Un drame d’une ampleur terrifiante a frappé la Macédoine du Nord dans la nuit du 15 au 16 mars 2025. À Kocani, une petite ville située à une centaine de kilomètres de Skopje, la discothèque « Pulse » a été ravagée par un incendie d’une violence inouïe, tuant près de 60 personnes et blessant plus de 150 autres. Ce qui devait être une nuit de fête, animée par le concert du populaire groupe de hip-hop DNK, s’est transformé en une tragédie nationale, révélant au grand jour des failles systémiques et une corruption rampante. Alors que les cendres refroidissent, les autorités ont émis des mandats d’arrêt contre le gérant de l’établissement et des fonctionnaires accusés d’avoir fermé les yeux sur des irrégularités mortelles.

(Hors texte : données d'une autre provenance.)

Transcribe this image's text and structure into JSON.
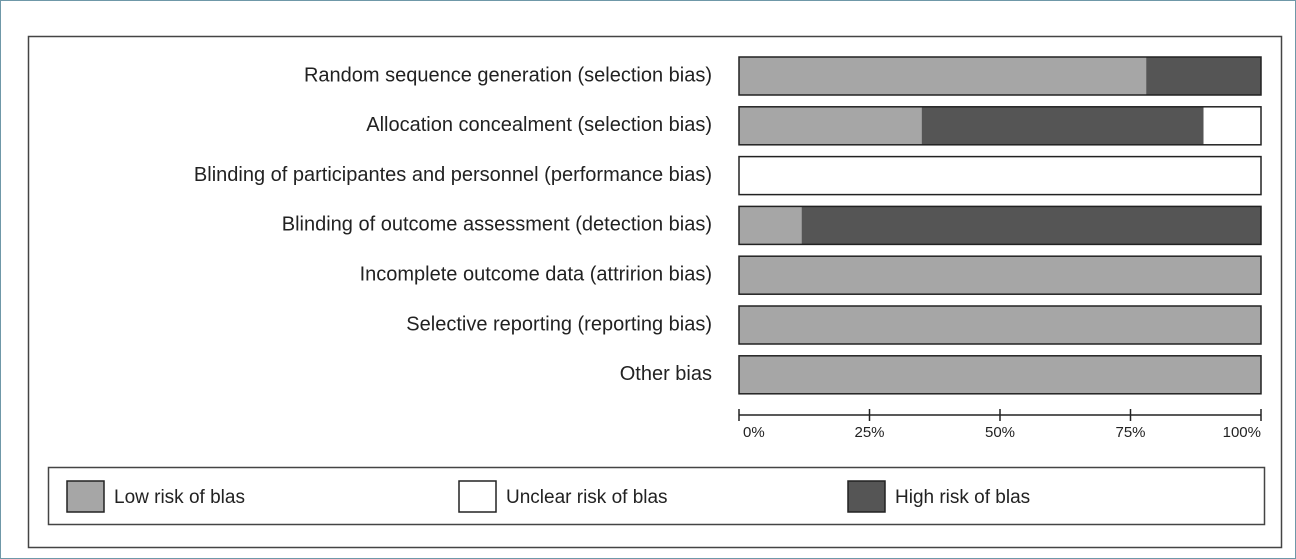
{
  "chart_data": {
    "type": "stacked-bar-horizontal",
    "categories": [
      "Random sequence generation (selection bias)",
      "Allocation concealment (selection bias)",
      "Blinding of participantes and personnel (performance bias)",
      "Blinding of outcome assessment (detection bias)",
      "Incomplete outcome data (attririon bias)",
      "Selective reporting (reporting bias)",
      "Other bias"
    ],
    "series": [
      {
        "name": "Low risk of blas",
        "color": "#a6a6a6",
        "values": [
          78,
          35,
          0,
          12,
          100,
          100,
          100
        ]
      },
      {
        "name": "Unclear risk of blas",
        "color": "#ffffff",
        "values": [
          0,
          11,
          100,
          0,
          0,
          0,
          0
        ]
      },
      {
        "name": "High risk of blas",
        "color": "#555555",
        "values": [
          22,
          54,
          0,
          88,
          0,
          0,
          0
        ]
      }
    ],
    "xlim": [
      0,
      100
    ],
    "xticks": [
      {
        "value": 0,
        "label": "0%"
      },
      {
        "value": 25,
        "label": "25%"
      },
      {
        "value": 50,
        "label": "50%"
      },
      {
        "value": 75,
        "label": "75%"
      },
      {
        "value": 100,
        "label": "100%"
      }
    ],
    "legend": "bottom"
  }
}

L’incendie s’est déclaré vers 3 heures du matin dans une salle bondée de près de 1 500 spectateurs, pour la plupart des adolescents et jeunes adultes âgés de 14 à 25 ans. Selon les premiers témoignages et les déclarations du ministre de l’Intérieur Pance Toskovski, des étincelles provenant d’engins pyrotechniques utilisés pendant le concert auraient enflammé un plafond constitué de matériaux hautement inflammables. En quelques minutes, les flammes ont englouti l’espace, tandis qu’une fumée épaisse et toxique transformait la discothèque en un piège mortel.

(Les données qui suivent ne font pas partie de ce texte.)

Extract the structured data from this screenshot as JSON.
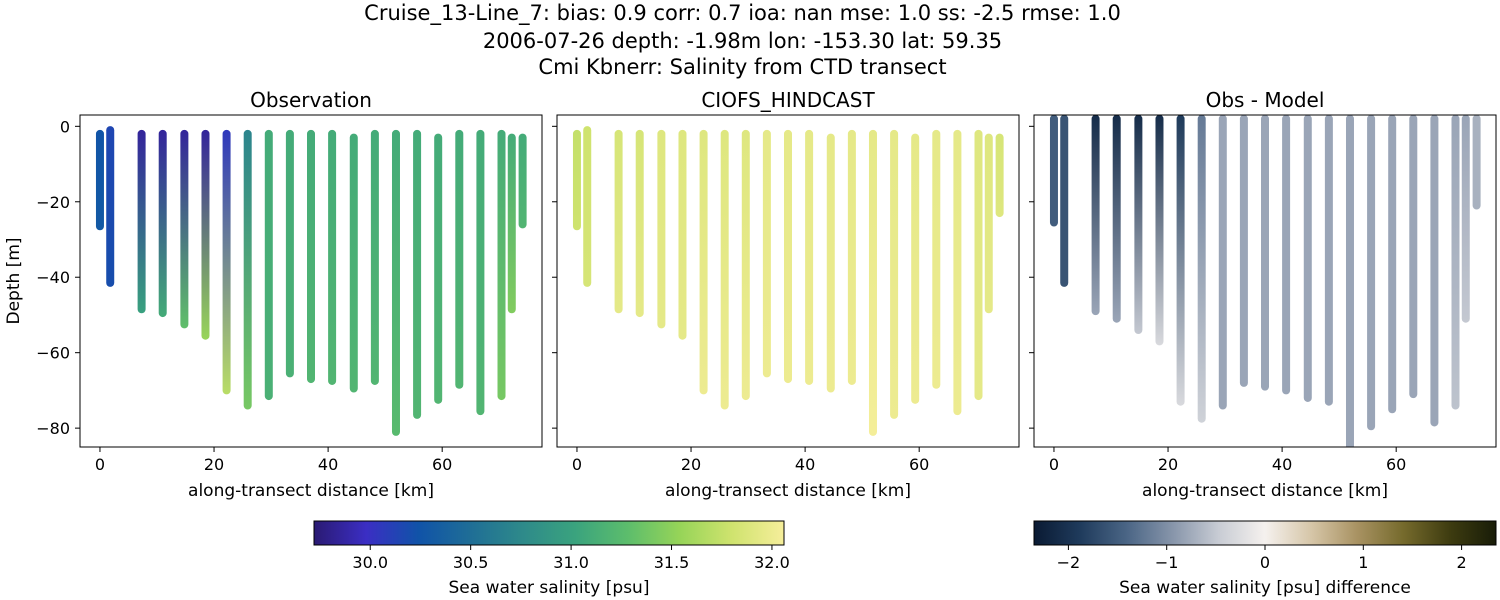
{
  "title": {
    "line1": "Cruise_13-Line_7: bias: 0.9  corr: 0.7  ioa: nan  mse: 1.0  ss: -2.5  rmse: 1.0",
    "line2": "2006-07-26 depth: -1.98m lon: -153.30 lat: 59.35",
    "line3": "Cmi Kbnerr: Salinity from CTD transect"
  },
  "chart_data": [
    {
      "type": "scatter",
      "title": "Observation",
      "xlabel": "along-transect distance [km]",
      "ylabel": "Depth [m]",
      "xlim": [
        -3.5,
        77.5
      ],
      "ylim": [
        -85,
        3
      ],
      "xticks": [
        0,
        20,
        40,
        60
      ],
      "yticks": [
        0,
        -20,
        -40,
        -60,
        -80
      ],
      "colorbar": "salinity",
      "casts": [
        {
          "x": 0.0,
          "top": -2,
          "bottom": -26.5,
          "value_top": 30.25,
          "value_bottom": 30.3
        },
        {
          "x": 1.8,
          "top": -1,
          "bottom": -41.5,
          "value_top": 30.15,
          "value_bottom": 30.2
        },
        {
          "x": 7.3,
          "top": -2,
          "bottom": -48.5,
          "value_top": 29.85,
          "value_bottom": 31.0
        },
        {
          "x": 11.0,
          "top": -2,
          "bottom": -49.5,
          "value_top": 29.85,
          "value_bottom": 31.1
        },
        {
          "x": 14.8,
          "top": -2,
          "bottom": -52.5,
          "value_top": 29.85,
          "value_bottom": 31.3
        },
        {
          "x": 18.5,
          "top": -2,
          "bottom": -55.5,
          "value_top": 29.85,
          "value_bottom": 31.55
        },
        {
          "x": 22.2,
          "top": -2,
          "bottom": -70.0,
          "value_top": 30.05,
          "value_bottom": 31.7
        },
        {
          "x": 25.9,
          "top": -2,
          "bottom": -74.0,
          "value_top": 30.7,
          "value_bottom": 31.4
        },
        {
          "x": 29.6,
          "top": -2,
          "bottom": -71.5,
          "value_top": 31.1,
          "value_bottom": 31.15
        },
        {
          "x": 33.3,
          "top": -2,
          "bottom": -65.5,
          "value_top": 31.1,
          "value_bottom": 31.15
        },
        {
          "x": 37.0,
          "top": -2,
          "bottom": -67.0,
          "value_top": 31.1,
          "value_bottom": 31.2
        },
        {
          "x": 40.7,
          "top": -2,
          "bottom": -67.5,
          "value_top": 31.1,
          "value_bottom": 31.2
        },
        {
          "x": 44.5,
          "top": -3,
          "bottom": -69.5,
          "value_top": 31.1,
          "value_bottom": 31.2
        },
        {
          "x": 48.2,
          "top": -2,
          "bottom": -67.5,
          "value_top": 31.1,
          "value_bottom": 31.2
        },
        {
          "x": 51.9,
          "top": -2,
          "bottom": -81.0,
          "value_top": 31.1,
          "value_bottom": 31.25
        },
        {
          "x": 55.6,
          "top": -2,
          "bottom": -76.5,
          "value_top": 31.1,
          "value_bottom": 31.2
        },
        {
          "x": 59.3,
          "top": -3,
          "bottom": -72.5,
          "value_top": 31.1,
          "value_bottom": 31.2
        },
        {
          "x": 63.0,
          "top": -2,
          "bottom": -68.5,
          "value_top": 31.1,
          "value_bottom": 31.2
        },
        {
          "x": 66.7,
          "top": -2,
          "bottom": -75.5,
          "value_top": 31.1,
          "value_bottom": 31.2
        },
        {
          "x": 70.4,
          "top": -2,
          "bottom": -71.5,
          "value_top": 31.1,
          "value_bottom": 31.4
        },
        {
          "x": 72.2,
          "top": -3,
          "bottom": -48.5,
          "value_top": 31.1,
          "value_bottom": 31.45
        },
        {
          "x": 74.1,
          "top": -3,
          "bottom": -26.0,
          "value_top": 31.1,
          "value_bottom": 31.2
        }
      ]
    },
    {
      "type": "scatter",
      "title": "CIOFS_HINDCAST",
      "xlabel": "along-transect distance [km]",
      "ylabel": "",
      "xlim": [
        -3.5,
        77.5
      ],
      "ylim": [
        -85,
        3
      ],
      "xticks": [
        0,
        20,
        40,
        60
      ],
      "yticks": [
        0,
        -20,
        -40,
        -60,
        -80
      ],
      "colorbar": "salinity",
      "casts": [
        {
          "x": 0.0,
          "top": -2,
          "bottom": -26.5,
          "value_top": 31.75,
          "value_bottom": 31.8
        },
        {
          "x": 1.8,
          "top": -1,
          "bottom": -41.5,
          "value_top": 31.8,
          "value_bottom": 31.85
        },
        {
          "x": 7.3,
          "top": -2,
          "bottom": -48.5,
          "value_top": 31.85,
          "value_bottom": 31.95
        },
        {
          "x": 11.0,
          "top": -2,
          "bottom": -49.5,
          "value_top": 31.85,
          "value_bottom": 31.95
        },
        {
          "x": 14.8,
          "top": -2,
          "bottom": -52.5,
          "value_top": 31.9,
          "value_bottom": 31.95
        },
        {
          "x": 18.5,
          "top": -2,
          "bottom": -55.5,
          "value_top": 31.9,
          "value_bottom": 31.95
        },
        {
          "x": 22.2,
          "top": -2,
          "bottom": -70.0,
          "value_top": 31.9,
          "value_bottom": 32.0
        },
        {
          "x": 25.9,
          "top": -2,
          "bottom": -74.0,
          "value_top": 31.9,
          "value_bottom": 32.0
        },
        {
          "x": 29.6,
          "top": -2,
          "bottom": -71.5,
          "value_top": 31.9,
          "value_bottom": 32.0
        },
        {
          "x": 33.3,
          "top": -2,
          "bottom": -65.5,
          "value_top": 31.95,
          "value_bottom": 32.0
        },
        {
          "x": 37.0,
          "top": -2,
          "bottom": -67.0,
          "value_top": 31.95,
          "value_bottom": 32.0
        },
        {
          "x": 40.7,
          "top": -2,
          "bottom": -67.5,
          "value_top": 31.95,
          "value_bottom": 32.0
        },
        {
          "x": 44.5,
          "top": -3,
          "bottom": -69.5,
          "value_top": 31.95,
          "value_bottom": 32.0
        },
        {
          "x": 48.2,
          "top": -2,
          "bottom": -67.5,
          "value_top": 31.95,
          "value_bottom": 32.0
        },
        {
          "x": 51.9,
          "top": -2,
          "bottom": -81.0,
          "value_top": 31.95,
          "value_bottom": 32.05
        },
        {
          "x": 55.6,
          "top": -2,
          "bottom": -76.5,
          "value_top": 31.95,
          "value_bottom": 32.0
        },
        {
          "x": 59.3,
          "top": -3,
          "bottom": -72.5,
          "value_top": 31.95,
          "value_bottom": 32.0
        },
        {
          "x": 63.0,
          "top": -2,
          "bottom": -68.5,
          "value_top": 31.95,
          "value_bottom": 32.0
        },
        {
          "x": 66.7,
          "top": -2,
          "bottom": -75.5,
          "value_top": 31.95,
          "value_bottom": 32.0
        },
        {
          "x": 70.4,
          "top": -2,
          "bottom": -71.5,
          "value_top": 31.9,
          "value_bottom": 31.95
        },
        {
          "x": 72.2,
          "top": -3,
          "bottom": -48.5,
          "value_top": 31.9,
          "value_bottom": 31.95
        },
        {
          "x": 74.1,
          "top": -3,
          "bottom": -23.0,
          "value_top": 31.85,
          "value_bottom": 31.9
        }
      ]
    },
    {
      "type": "scatter",
      "title": "Obs - Model",
      "xlabel": "along-transect distance [km]",
      "ylabel": "",
      "xlim": [
        -3.5,
        77.5
      ],
      "ylim": [
        -85,
        3
      ],
      "xticks": [
        0,
        20,
        40,
        60
      ],
      "yticks": [
        0,
        -20,
        -40,
        -60,
        -80
      ],
      "colorbar": "difference",
      "casts": [
        {
          "x": 0.0,
          "top": 2,
          "bottom": -25.5,
          "value_top": -1.5,
          "value_bottom": -1.5
        },
        {
          "x": 1.8,
          "top": 2,
          "bottom": -41.5,
          "value_top": -1.6,
          "value_bottom": -1.6
        },
        {
          "x": 7.3,
          "top": 2,
          "bottom": -49.0,
          "value_top": -2.1,
          "value_bottom": -0.8
        },
        {
          "x": 11.0,
          "top": 2,
          "bottom": -51.0,
          "value_top": -2.1,
          "value_bottom": -0.8
        },
        {
          "x": 14.8,
          "top": 2,
          "bottom": -54.0,
          "value_top": -2.1,
          "value_bottom": -0.5
        },
        {
          "x": 18.5,
          "top": 2,
          "bottom": -57.0,
          "value_top": -2.1,
          "value_bottom": -0.3
        },
        {
          "x": 22.2,
          "top": 2,
          "bottom": -73.0,
          "value_top": -1.9,
          "value_bottom": -0.3
        },
        {
          "x": 25.9,
          "top": 2,
          "bottom": -77.5,
          "value_top": -1.2,
          "value_bottom": -0.4
        },
        {
          "x": 29.6,
          "top": 2,
          "bottom": -74.0,
          "value_top": -0.8,
          "value_bottom": -0.8
        },
        {
          "x": 33.3,
          "top": 2,
          "bottom": -68.0,
          "value_top": -0.8,
          "value_bottom": -0.8
        },
        {
          "x": 37.0,
          "top": 2,
          "bottom": -69.0,
          "value_top": -0.8,
          "value_bottom": -0.8
        },
        {
          "x": 40.7,
          "top": 2,
          "bottom": -70.0,
          "value_top": -0.8,
          "value_bottom": -0.8
        },
        {
          "x": 44.5,
          "top": 2,
          "bottom": -72.0,
          "value_top": -0.8,
          "value_bottom": -0.8
        },
        {
          "x": 48.2,
          "top": 2,
          "bottom": -73.0,
          "value_top": -0.8,
          "value_bottom": -0.8
        },
        {
          "x": 51.9,
          "top": 2,
          "bottom": -85.0,
          "value_top": -0.8,
          "value_bottom": -0.8
        },
        {
          "x": 55.6,
          "top": 2,
          "bottom": -79.5,
          "value_top": -0.8,
          "value_bottom": -0.8
        },
        {
          "x": 59.3,
          "top": 2,
          "bottom": -75.0,
          "value_top": -0.8,
          "value_bottom": -0.8
        },
        {
          "x": 63.0,
          "top": 2,
          "bottom": -71.0,
          "value_top": -0.8,
          "value_bottom": -0.8
        },
        {
          "x": 66.7,
          "top": 2,
          "bottom": -78.5,
          "value_top": -0.8,
          "value_bottom": -0.8
        },
        {
          "x": 70.4,
          "top": 2,
          "bottom": -74.0,
          "value_top": -0.8,
          "value_bottom": -0.55
        },
        {
          "x": 72.2,
          "top": 2,
          "bottom": -51.0,
          "value_top": -0.8,
          "value_bottom": -0.5
        },
        {
          "x": 74.1,
          "top": 2,
          "bottom": -21.0,
          "value_top": -0.7,
          "value_bottom": -0.7
        }
      ]
    }
  ],
  "colorbars": {
    "salinity": {
      "label": "Sea water salinity [psu]",
      "range": [
        29.72,
        32.06
      ],
      "ticks": [
        30.0,
        30.5,
        31.0,
        31.5,
        32.0
      ],
      "tick_labels": [
        "30.0",
        "30.5",
        "31.0",
        "31.5",
        "32.0"
      ],
      "colormap": [
        "#2a1a72",
        "#3b2ec4",
        "#1053a8",
        "#1f6e96",
        "#2e8a8a",
        "#3aa37e",
        "#5cbd6c",
        "#96d458",
        "#cfe36e",
        "#f6ee9b"
      ]
    },
    "difference": {
      "label": "Sea water salinity [psu] difference",
      "range": [
        -2.35,
        2.35
      ],
      "ticks": [
        -2,
        -1,
        0,
        1,
        2
      ],
      "tick_labels": [
        "−2",
        "−1",
        "0",
        "1",
        "2"
      ],
      "colormap": [
        "#0a1a33",
        "#1f3b5c",
        "#4a6585",
        "#8795aa",
        "#c8ccd4",
        "#f5f1ee",
        "#d6c6a8",
        "#a89262",
        "#756a2c",
        "#3e3c10",
        "#181c08"
      ]
    }
  }
}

Les récits des survivants dressent un tableau glaçant : des issues de secours verrouillées ou obstruées, des extincteurs hors service, et aucun système d’alarme pour signaler le danger. « On frappait sur les portes, mais elles ne s’ouvraient pas. Les gens tombaient les uns sur les autres, asphyxiés », confie un rescapé, encore sous le choc. Parmi les victimes identifiées, 31 sont originaires de Kocani et de la ville voisine de Stip, selon les autorités. Le bilan, qui s’élève à 59 morts et 155 blessés hospitalisés à la mi-journée du 16 mars, pourrait encore s’alourdir.
Rapidement, les regards se sont tournés vers les responsabilités derrière ce carnage. Le ministre de l’Intérieur a annoncé l’émission de quatre mandats d’arrêt, visant notamment le gérant du « Pulse » et des fonctionnaires soupçonnés d’avoir toléré l’exploitation illégale de l’établissement en échange de pots-de-vin. « Cette société n’avait pas de licence légale pour fonctionner. Ce permis, comme trop souvent dans notre pays, est lié à la corruption », a asséné Toskovski lors d’un point presse à Kocani, ses mots résonnant comme une accusation cinglante contre un système défaillant.

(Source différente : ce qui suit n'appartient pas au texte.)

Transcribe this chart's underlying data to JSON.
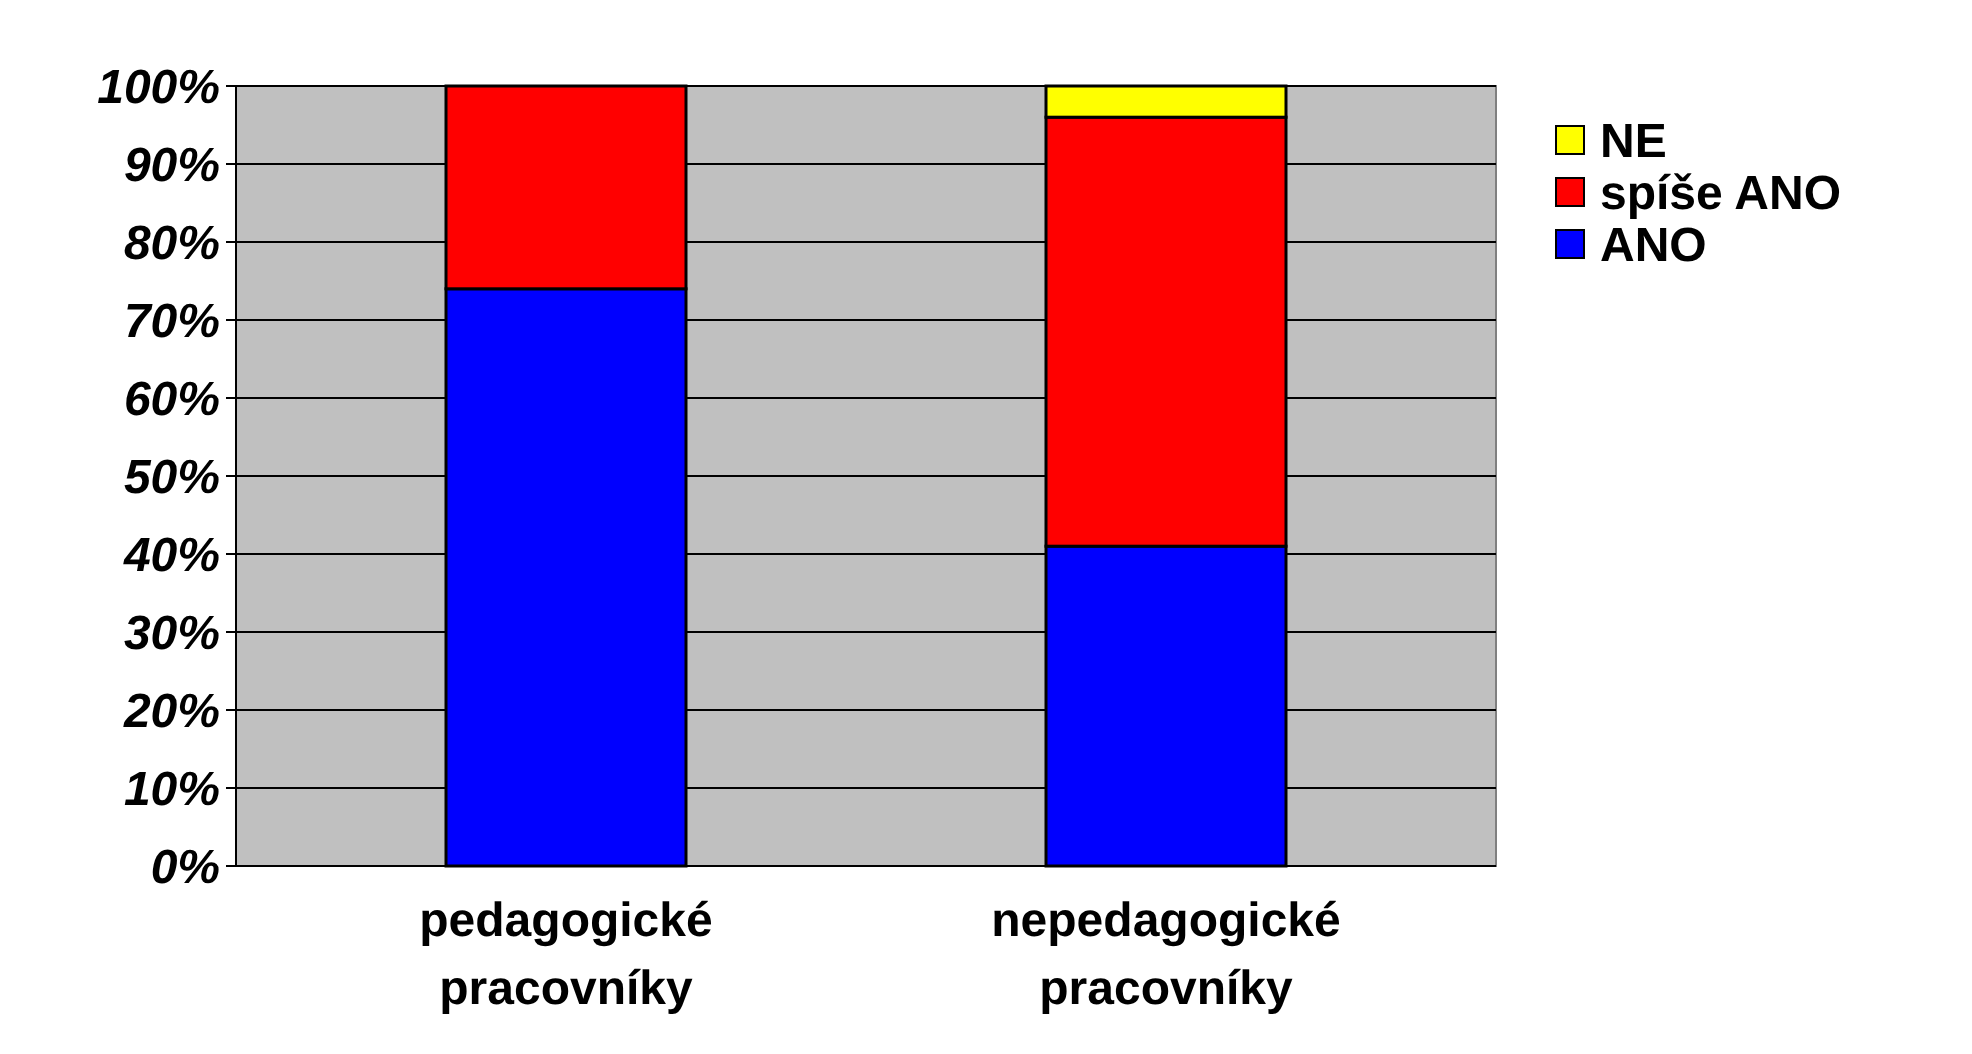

Les premiers éléments d’enquête confirment que le « Pulse » opérait en violation des normes de sécurité les plus élémentaires. Des inspections auraient été soit inexistantes, soit falsifiées, laissant le champ libre à une tragédie que beaucoup décrivent comme « annoncée ». « Tout le monde ici savait que cet endroit était dangereux, mais l’argent a parlé », lâche un ancien employé sous couvert d’anonymat, reflétant un sentiment partagé par une population désormais en colère.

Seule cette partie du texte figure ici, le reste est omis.